Di pulau mungil ini, hidup memang sungguh-sungguh kaya warna. Semua orang yang plesir ke Bali tentu sepakat menyatakan, inilah tempat kecil di dunia yang colorfull. Tidak heran jika banyak perupa dari negeri asing hidup di pulau ini, karena mereka bisa semangat menumpahkan warna-warni ke atas kanvas. Cobalah simak karya-karya Le Mayeur, Antonio Blanco, Arie Smit, Rudolf Bonnet, sangat karya warna. Para penikmat warna rupa menyebutnya sebagai sajian yang eksotik. Pelukis Affandi atau Hendra Gunawan tak bosan-bosan bolak-balik Bali untuk mengekspresikan warna-warna bedenyar-denyar yang dimiliki Bali. Terlalu banyak pelukis yang harus disebut, yang menikmati Bali dan menyapukan kuas-kuas mereka setelah menyerap warna-warni Bali.
Tentu sudah menjadi cerita biasa, jika kemudian begitu banyak juru foto yang mengabadikan warna-warna eksotik itu. Warna-warni itu muncul dari panorama Bali, dari laut, angkasa, pohon-pohon, pegunungan, danau, sampai ke tempat-tempat ibadah. Sebelum orang-orang senang selfie seperti sekarang, postcard Bali sangat laris. Warna-warni kartu pos bergambar itu dikirim ke seantero dunia. Jika ada saat ini yang masih menyimpan postcard itu, tentu bisa meresapi, Bali itu sesungguhnya pertemuan dan pergulatan dari bermacam warna.
Bali itu sungguh kaya dengan warna. Rentang spektrum warna Bali memang sangat luas, begitu meriah, bermacam-macam, dengan sekian warna yang terasa aneh dan ajaib. Dari rentang warna itu boleh jadi yang menyebabkan Bali tak bosan-bosan untuk dipandang, selalu menggairahkan, membuat terlena dan berdecak. Banyak wisatawan mengaku, warna-warni Bali membuat mereka jadi teduh dan nyaman.

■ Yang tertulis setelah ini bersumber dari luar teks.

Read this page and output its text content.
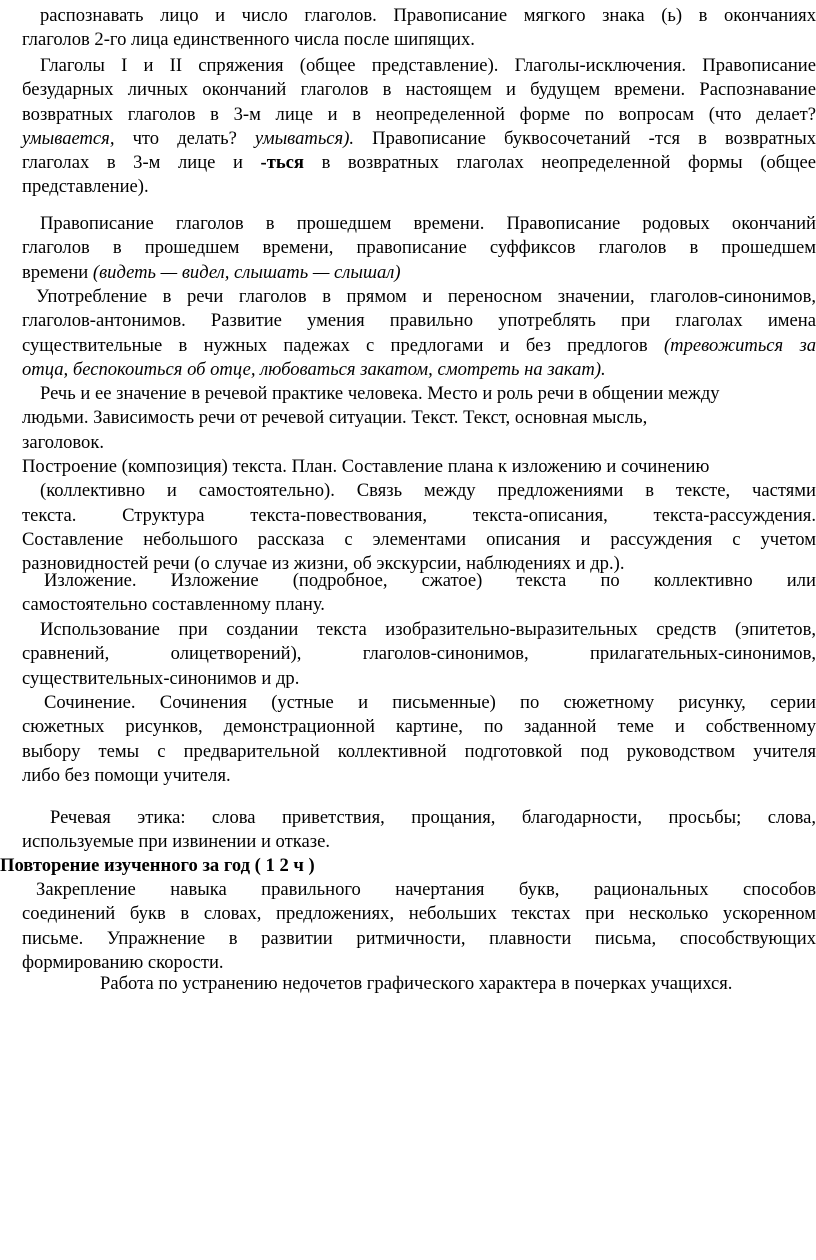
распознавать лицо и число глаголов. Правописание мягкого знака (ь) в окончаниях
глаголов 2-го лица единственного числа после шипящих.
Глаголы I и II спряжения (общее представление). Глаголы-исключения. Правописание
безударных личных окончаний глаголов в настоящем и будущем времени. Распознавание
возвратных глаголов в 3-м лице и в неопределенной форме по вопросам (что делает?
умывается, что делать? умываться). Правописание буквосочетаний -тся в возвратных
глаголах в 3-м лице и -ться в возвратных глаголах неопределенной формы (общее
представление).
Правописание глаголов в прошедшем времени. Правописание родовых окончаний
глаголов в прошедшем времени, правописание суффиксов глаголов в прошедшем
времени (видеть — видел, слышать — слышал)
Употребление в речи глаголов в прямом и переносном значении, глаголов-синонимов,
глаголов-антонимов. Развитие умения правильно употреблять при глаголах имена
существительные в нужных падежах с предлогами и без предлогов (тревожиться за
отца, беспокоиться об отце, любоваться закатом, смотреть на закат).
Речь и ее значение в речевой практике человека. Место и роль речи в общении между
людьми. Зависимость речи от речевой ситуации. Текст. Текст, основная мысль,
заголовок.
Построение (композиция) текста. План. Составление плана к изложению и сочинению
(коллективно и самостоятельно). Связь между предложениями в тексте, частями
текста. Структура текста-повествования, текста-описания, текста-рассуждения.
Составление небольшого рассказа с элементами описания и рассуждения с учетом
разновидностей речи (о случае из жизни, об экскурсии, наблюдениях и др.).
Изложение. Изложение (подробное, сжатое) текста по коллективно или
самостоятельно составленному плану.
Использование при создании текста изобразительно-выразительных средств (эпитетов,
сравнений, олицетворений), глаголов-синонимов, прилагательных-синонимов,
существительных-синонимов и др.
Сочинение. Сочинения (устные и письменные) по сюжетному рисунку, серии
сюжетных рисунков, демонстрационной картине, по заданной теме и собственному
выбору темы с предварительной коллективной подготовкой под руководством учителя
либо без помощи учителя.
Речевая этика: слова приветствия, прощания, благодарности, просьбы; слова,
используемые при извинении и отказе.
Повторение изученного за год ( 1 2 ч )
Закрепление навыка правильного начертания букв, рациональных способов
соединений букв в словах, предложениях, небольших текстах при несколько ускоренном
письме. Упражнение в развитии ритмичности, плавности письма, способствующих
формированию скорости.
Работа по устранению недочетов графического характера в почерках учащихся.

Mereka berpendapat, Bali memang negeri plesir, berkat kekayaan warna-warni yang dimilikinya.
Spektrum warna-warni khas Bali tampil sehari-hari, bisa dinikmati kapan saja. Pelancong yang datang ke acara piodalan di sebuah desa dapat leluasa menikmati kekayaan warna-warni itu. Mereka bisa menikmati warna-warni sesaji yang meriah. Dulu, sebelum tahun 1980-an, warna-warni kebaya perempuan Bali yang tengah bersembahyang ke pura, beraneka macam. Mereka mengenakan kebaya warna hijau gelap, hijau terang, hijau pupus, merah dadu, oranye, biru tua, biru, ungu, atau merah menyala. Para pelukis tentu girang menikmati pemandangan begini, menjadi warna-warna memikat ketika dituang ke kanvas. Foto-foto Bali sebelum tahun 1980-an mempertontonkan dengan fasih aneka warna kebaya itu. Disertai warna-warna kembang dalam sesaji yang beraneka, warna buah yang beragam, warna-warni kebaya itu menjadi sumringah, riang gembira, seperti warna-warni di alam nirwana.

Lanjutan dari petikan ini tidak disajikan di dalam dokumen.